DR: An intelligent coating of some sort—eg, something that turned purple if your blood sugar level went too high—would be hugely disruptive and very positive. This may already be in the realm of possibility if we engaged multidisciplinary teams to explore the question.
As for technologies that could get phased out, my hope is that we can find effective alternatives to ionizing radiation. Also, it would also be hugely impactful if we could find ways to preserve natural oral tissues, so restoration becomes a thing of the past.
About Dr. REKOW
Dianne Rekow, DDS, PHD, is currently Dean of the Dental Institute at King’s College London. At New York University (NYU), immediately before joining King’s, she served in various roles including as senior vice provost of engineering and technology and provost of Polytechnic Institute of NYU, chair of the Department of Basic Science, professor of Orthodontics, and was the principal investigator on an NIDCR-funded grant to explore damage initiation and propagation in layered ceramic materials. Before joining NYU in 2002, she served in various academic positions at the University of Medicine and Dentistry of New Jersey, the University of Maryland at Baltimore, and the University of Minnesota.
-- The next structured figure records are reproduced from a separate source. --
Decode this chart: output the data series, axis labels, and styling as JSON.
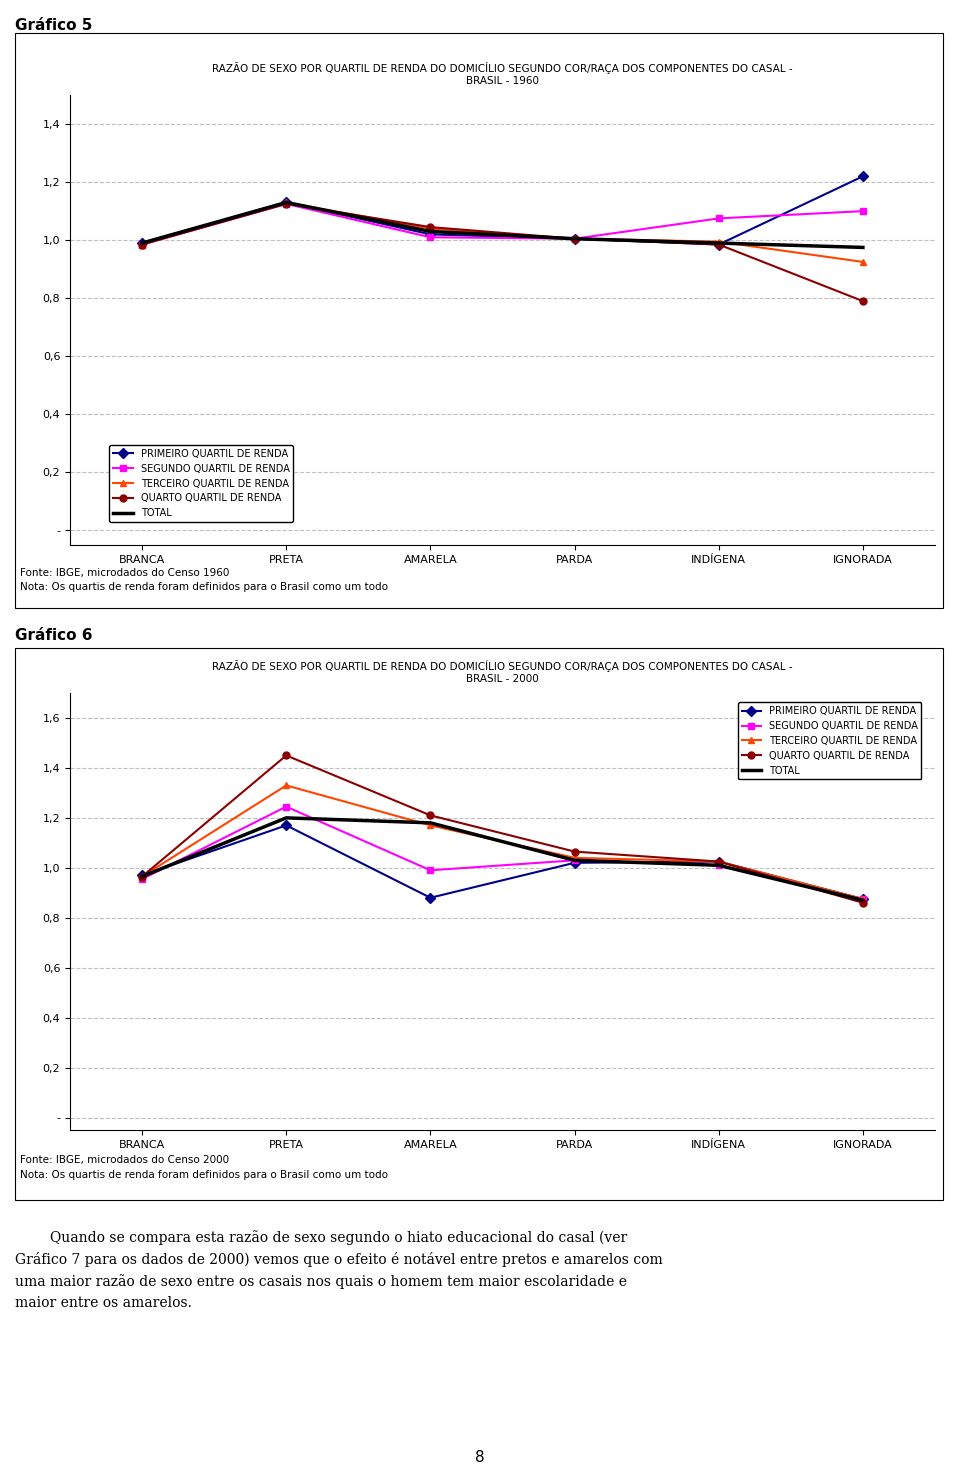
{
  "chart1": {
    "title": "RAZÃO DE SEXO POR QUARTIL DE RENDA DO DOMICÍLIO SEGUNDO COR/RAÇA DOS COMPONENTES DO CASAL -\nBRASIL - 1960",
    "categories": [
      "BRANCA",
      "PRETA",
      "AMARELA",
      "PARDA",
      "INDÍGENA",
      "IGNORADA"
    ],
    "series": {
      "PRIMEIRO QUARTIL DE RENDA": {
        "values": [
          0.99,
          1.13,
          1.02,
          1.005,
          0.985,
          1.22
        ],
        "color": "#00008B",
        "marker": "D",
        "linewidth": 1.5
      },
      "SEGUNDO QUARTIL DE RENDA": {
        "values": [
          0.985,
          1.125,
          1.01,
          1.005,
          1.075,
          1.1
        ],
        "color": "#FF00FF",
        "marker": "s",
        "linewidth": 1.5
      },
      "TERCEIRO QUARTIL DE RENDA": {
        "values": [
          0.985,
          1.13,
          1.04,
          1.005,
          0.995,
          0.925
        ],
        "color": "#FF4500",
        "marker": "^",
        "linewidth": 1.5
      },
      "QUARTO QUARTIL DE RENDA": {
        "values": [
          0.985,
          1.125,
          1.045,
          1.005,
          0.985,
          0.79
        ],
        "color": "#8B0000",
        "marker": "o",
        "linewidth": 1.5
      },
      "TOTAL": {
        "values": [
          0.99,
          1.13,
          1.03,
          1.005,
          0.99,
          0.975
        ],
        "color": "#000000",
        "marker": null,
        "linewidth": 2.5
      }
    },
    "ylim": [
      -0.05,
      1.5
    ],
    "yticks": [
      0.0,
      0.2,
      0.4,
      0.6,
      0.8,
      1.0,
      1.2,
      1.4
    ],
    "ytick_labels": [
      "-",
      "0,2",
      "0,4",
      "0,6",
      "0,8",
      "1,0",
      "1,2",
      "1,4"
    ],
    "source": "Fonte: IBGE, microdados do Censo 1960",
    "note": "Nota: Os quartis de renda foram definidos para o Brasil como um todo",
    "graf_label": "Gráfico 5"
  },
  "chart2": {
    "title": "RAZÃO DE SEXO POR QUARTIL DE RENDA DO DOMICÍLIO SEGUNDO COR/RAÇA DOS COMPONENTES DO CASAL -\nBRASIL - 2000",
    "categories": [
      "BRANCA",
      "PRETA",
      "AMARELA",
      "PARDA",
      "INDÍGENA",
      "IGNORADA"
    ],
    "series": {
      "PRIMEIRO QUARTIL DE RENDA": {
        "values": [
          0.97,
          1.17,
          0.88,
          1.02,
          1.025,
          0.875
        ],
        "color": "#00008B",
        "marker": "D",
        "linewidth": 1.5
      },
      "SEGUNDO QUARTIL DE RENDA": {
        "values": [
          0.955,
          1.245,
          0.99,
          1.03,
          1.01,
          0.875
        ],
        "color": "#FF00FF",
        "marker": "s",
        "linewidth": 1.5
      },
      "TERCEIRO QUARTIL DE RENDA": {
        "values": [
          0.965,
          1.33,
          1.17,
          1.04,
          1.025,
          0.875
        ],
        "color": "#FF4500",
        "marker": "^",
        "linewidth": 1.5
      },
      "QUARTO QUARTIL DE RENDA": {
        "values": [
          0.965,
          1.45,
          1.21,
          1.065,
          1.025,
          0.86
        ],
        "color": "#8B0000",
        "marker": "o",
        "linewidth": 1.5
      },
      "TOTAL": {
        "values": [
          0.965,
          1.2,
          1.18,
          1.03,
          1.01,
          0.87
        ],
        "color": "#000000",
        "marker": null,
        "linewidth": 2.5
      }
    },
    "ylim": [
      -0.05,
      1.7
    ],
    "yticks": [
      0.0,
      0.2,
      0.4,
      0.6,
      0.8,
      1.0,
      1.2,
      1.4,
      1.6
    ],
    "ytick_labels": [
      "-",
      "0,2",
      "0,4",
      "0,6",
      "0,8",
      "1,0",
      "1,2",
      "1,4",
      "1,6"
    ],
    "source": "Fonte: IBGE, microdados do Censo 2000",
    "note": "Nota: Os quartis de renda foram definidos para o Brasil como um todo",
    "graf_label": "Gráfico 6"
  },
  "bottom_text_line1": "        Quando se compara esta razão de sexo segundo o hiato educacional do casal (ver",
  "bottom_text_line2": "Gráfico 7 para os dados de 2000) vemos que o efeito é notável entre pretos e amarelos com",
  "bottom_text_line3": "uma maior razão de sexo entre os casais nos quais o homem tem maior escolaridade e",
  "bottom_text_line4": "maior entre os amarelos.",
  "page_number": "8",
  "background_color": "#ffffff"
}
Dr. Rekow is past president of both the International and American Associations for Dental Research and is an internationally known authority on the performance of ceramic materials in esthetic and restorative dentistry. In addition to her dental degree, Dr. Rekow holds Bachelor’s degrees in physics/mathematics and mechanical engineering, a Master’s degree in mechanical engineering, an MBA, a specialty certificate in orthodontics, and a PhD in biomedical engineering.